An appellate court in California recently reversed a trial court’s summary judgment in favor of a defendant in an asbestos lawsuit after finding the evidence supported a reasonable inference of causation for the plaintiff’s mesothelioma diagnosis.

In Ganoe v. Metalclad Insulation Corp., the court agreed that triable issues of material fact existed, meaning summary judgment in favor of the defense was inappropriate. This doesn’t mean the plaintiffs win their case, but it is a victory that will grant them the opportunity to present the case in court. Furthermore, the court awarded them damages for the cost of the appeal.

Asbestos exposure attorneys understand that in these cases, establishing a strong case prior to trial is critical. A summary judgment can be awarded if the trial court finds there isn’t enough evidence of material fact to support the plaintiff’s claim. Here, California’s Second Appellate District Court of Appeal for Division Three found the evidence to be sufficient to proceed to trial.

According to court records, the plaintiff was employed at a tire and rubber plant in southern California for more than a decade, beginning in the late 1960s.

In the fall of 2010, he was diagnosed with mesothelioma. He filed a lawsuit against Metalclad, alleging their products used by his employer were the source of the asbestos that made him ill. While the action was pending, the worker died, and the case was converted to a survival and wrongful death action.

In the fall of 2012, the defendant firm moved for summary judgment, alleging there was no evidence to support a claim that it was responsible for the decedent’s illness or death. It argued the discovery responses were factually devoid, and the plaintiffs hadn’t identified any witnesses testifying to the fact that the decedent worked with or around any products that both contained asbestos and were either installed or removed by the company. In support of this, the firm provided testimony from one former co-worker who testified he’d “never heard of” the defendant company, as well as an executive for the defendant, who testified there was no documentation or personal knowledge of those within the firm of having ever supplied materials to the decedent’s employer.

However, two months later, the defendant produced a document that ran contrary to this reasoning.
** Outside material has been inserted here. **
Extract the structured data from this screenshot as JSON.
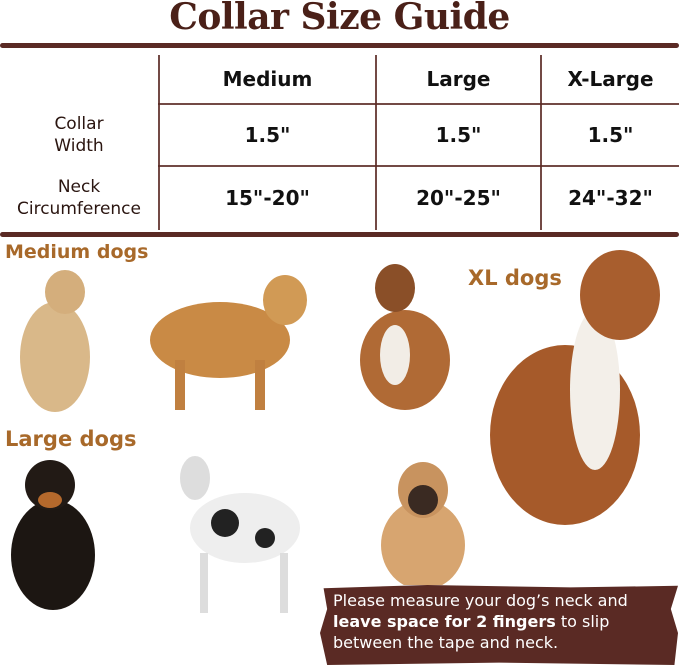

Specifically, the record showed the firm had performed insulation work on the steam piping at the rubber plant in the mid-1970s, when the decedent worked there. The defendant conceded it hadn’t conducted a thorough search of its records in response to the discovery for this case, and was instead relying on discovery responses that had been provided in a similar action brought by another ex-employee of the rubber company.

The plaintiff then filed an amended discovery response, reflecting the specifics of that work, including that the new pipe tie-ins required the removal of old insulation that released asbestos into the air that the decedent breathed. An expert witness testified on the plaintiff’s behalf that the chalky white material that was kicked up during this process was asbestos “with 99 percent probability,” given the other circumstantial evidence.

Nonetheless, the trial court granted the defense motion for summary judgment, holding that the plaintiff hadn’t identified specific locations where or dates when the work occurred.

Upon appeal, the plaintiffs argued the trial court erred in ruling the defendant had met the burden of proof required for granting summary judgment. The appellate court agreed, finding the court improperly shifted the burden of proof to the plaintiff, the non-moving party, in the request for summary judgment. Specifically, the trial court did not offer any analysis of the evidence as provided by the defendant before granting its request.